Rainstorm erosion difference and topographical changes induced by heavy rainfall between afforestation and grassland restoration catchments on the Chinese Loess Plateau

Abstract

The frequency and intensity of heavy rainfall on the Chinese Loess Plateau (CLP) are increasing due to global climate change, which has caused severe soil erosion. However, precise evaluation of heavy rainfall-induced soil erosion, deposition, and related topographical changes at the catchment scale is lacking, and there is uncertainty as to how effectively trees can inhibit erosion, especially during heavy rainfall. In this study, we selected a pair of catchments with afforestation and natural grassland restoration on the CLP. Precise evaluation of erosion and topographic changes induced by heavy rainfall was conducted based on airborne light detection and ranging (LiDAR) data.

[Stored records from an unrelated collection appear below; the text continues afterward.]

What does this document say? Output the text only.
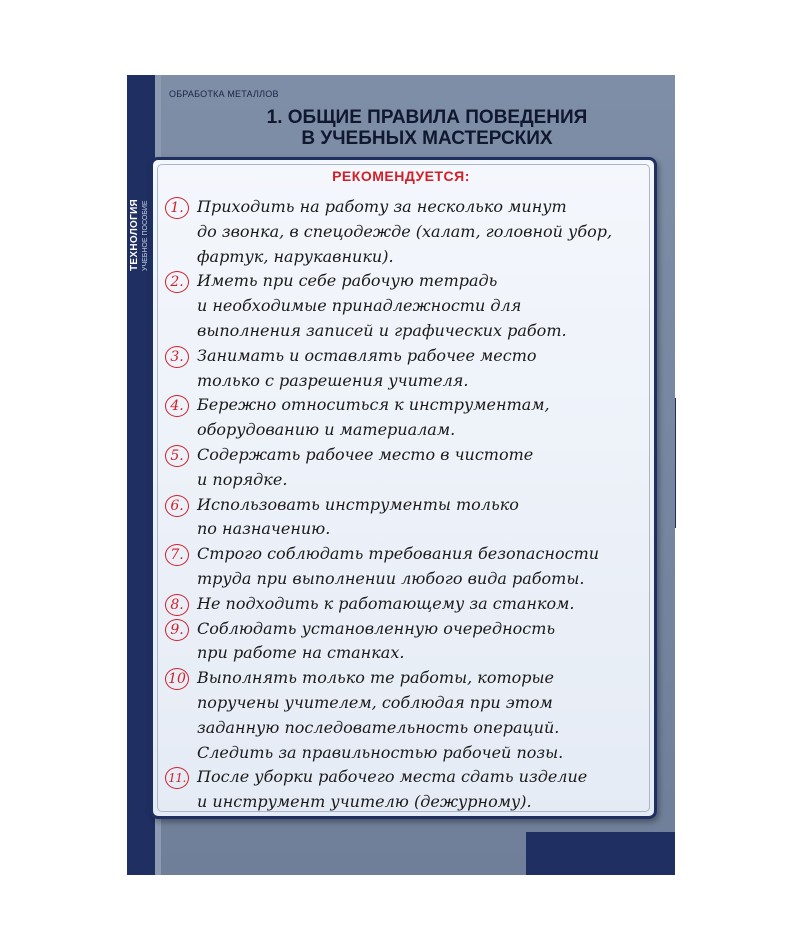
ТЕХНОЛОГИЯ УЧЕБНОЕ ПОСОБИЕ
ОБРАБОТКА МЕТАЛЛОВ
1. ОБЩИЕ ПРАВИЛА ПОВЕДЕНИЯ
В УЧЕБНЫХ МАСТЕРСКИХ
РЕКОМЕНДУЕТСЯ:
1. Приходить на работу за несколько минут
до звонка, в спецодежде (халат, головной убор,
фартук, нарукавники).
2. Иметь при себе рабочую тетрадь
и необходимые принадлежности для
выполнения записей и графических работ.
3. Занимать и оставлять рабочее место
только с разрешения учителя.
4. Бережно относиться к инструментам,
оборудованию и материалам.
5. Содержать рабочее место в чистоте
и порядке.
6. Использовать инструменты только
по назначению.
7. Строго соблюдать требования безопасности
труда при выполнении любого вида работы.
8. Не подходить к работающему за станком.
9. Соблюдать установленную очередность
при работе на станках.
10 Выполнять только те работы, которые
поручены учителем, соблюдая при этом
заданную последовательность операций.
Следить за правильностью рабочей позы.
11. После уборки рабочего места сдать изделие
и инструмент учителю (дежурному).
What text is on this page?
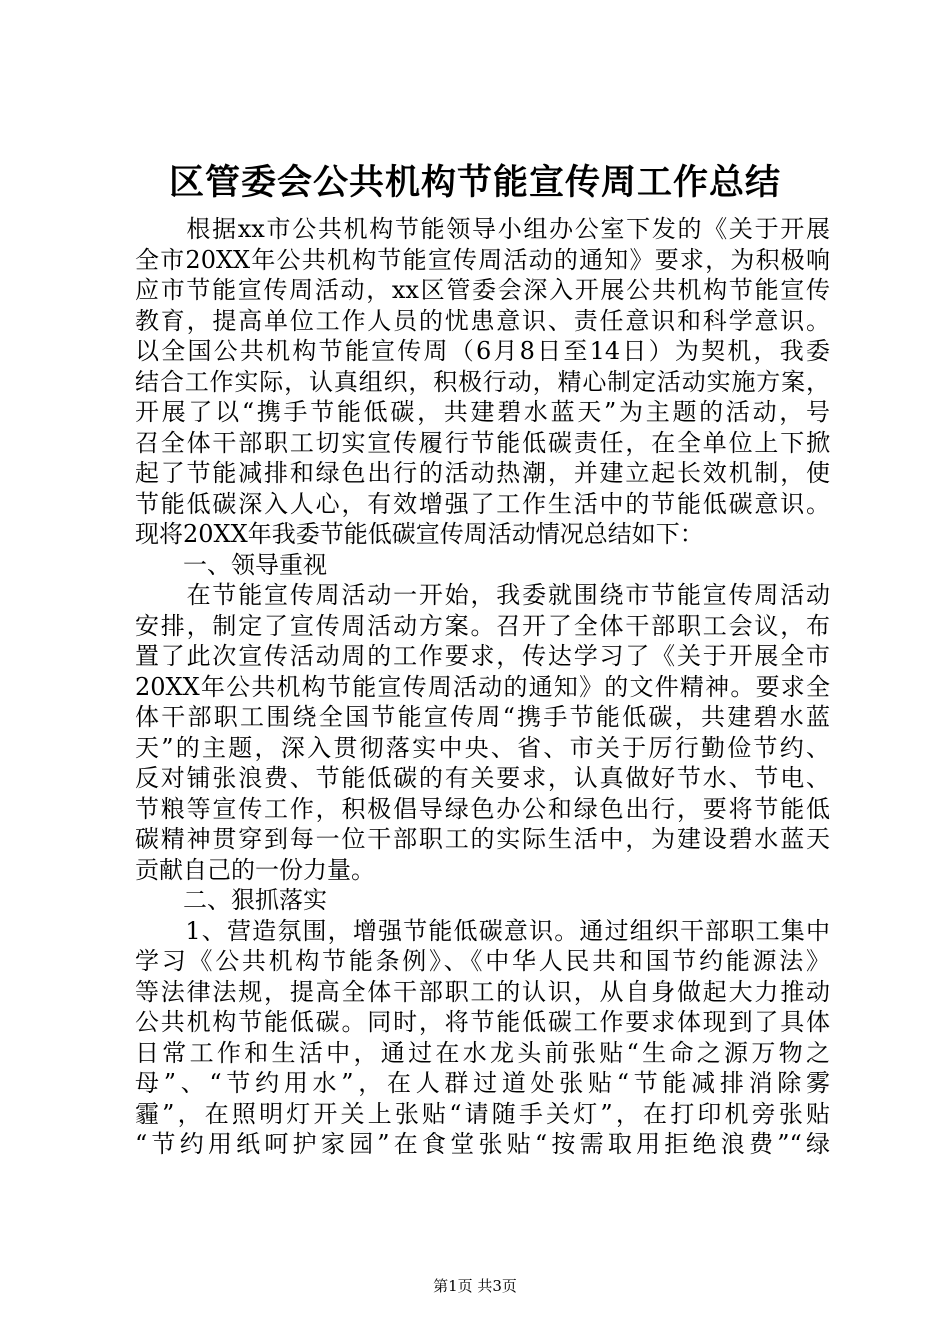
区管委会公共机构节能宣传周工作总结
　　根据xx市公共机构节能领导小组办公室下发的《关于开展
全市20XX年公共机构节能宣传周活动的通知》要求，为积极响
应市节能宣传周活动，xx区管委会深入开展公共机构节能宣传
教育，提高单位工作人员的忧患意识、责任意识和科学意识。
以全国公共机构节能宣传周（6月8日至14日）为契机，我委
结合工作实际，认真组织，积极行动，精心制定活动实施方案，
开展了以“携手节能低碳，共建碧水蓝天”为主题的活动，号
召全体干部职工切实宣传履行节能低碳责任，在全单位上下掀
起了节能减排和绿色出行的活动热潮，并建立起长效机制，使
节能低碳深入人心，有效增强了工作生活中的节能低碳意识。
现将20XX年我委节能低碳宣传周活动情况总结如下：
　　一、领导重视
　　在节能宣传周活动一开始，我委就围绕市节能宣传周活动
安排，制定了宣传周活动方案。召开了全体干部职工会议，布
置了此次宣传活动周的工作要求，传达学习了《关于开展全市
20XX年公共机构节能宣传周活动的通知》的文件精神。要求全
体干部职工围绕全国节能宣传周“携手节能低碳，共建碧水蓝
天”的主题，深入贯彻落实中央、省、市关于厉行勤俭节约、
反对铺张浪费、节能低碳的有关要求，认真做好节水、节电、
节粮等宣传工作，积极倡导绿色办公和绿色出行，要将节能低
碳精神贯穿到每一位干部职工的实际生活中，为建设碧水蓝天
贡献自己的一份力量。
　　二、狠抓落实
　　1、营造氛围，增强节能低碳意识。通过组织干部职工集中
学习《公共机构节能条例》、《中华人民共和国节约能源法》
等法律法规，提高全体干部职工的认识，从自身做起大力推动
公共机构节能低碳。同时，将节能低碳工作要求体现到了具体
日常工作和生活中，通过在水龙头前张贴“生命之源万物之
母”、“节约用水”，在人群过道处张贴“节能减排消除雾
霾”，在照明灯开关上张贴“请随手关灯”，在打印机旁张贴
“节约用纸呵护家园”在食堂张贴“按需取用拒绝浪费”“绿
第1页 共3页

In the grassland catchment, the gully bed area increased by 17.6 %, the gully slope and inter-gully land area decreased by 1.4 %, and the length of the gully shoulder line decreased by 4.4 %. Conversely, the forestland catchment experienced a decrease in gully bed area of 8.8 %, an increase in gully slope area of 5.3 %, a decrease in inter-gully land area of 9.9 %, and a decrease in the length of the gully shoulder line of 11.4 %. Following heavy rainfall, both catchments experienced a substantial increase in terrain relief. Soil erosion in the gully slope accounted for >90 % of the total erosion in both catchments, while deposition in the same area contributed to >75 % of the total deposition. The grassland catchment experienced a unit area erosion of 233,908 m3 km−2, which was 4.7 times greater than that of the forestland catchment (49,768 m3 km−2). In both catchments, erosion predominantly transpired in the steep slope region adjacent to the gully shoulder line, accounting for >15 % of the gully slope erosion area. The grassland catchment exhibited a continuous distribution pattern of erosion and deposition, whereas the forestland catchment exhibited a scattered and intertwined distribution pattern. This study is essential for further research on erosion and topographic changes induced by extreme weather events and to determine appropriate measures.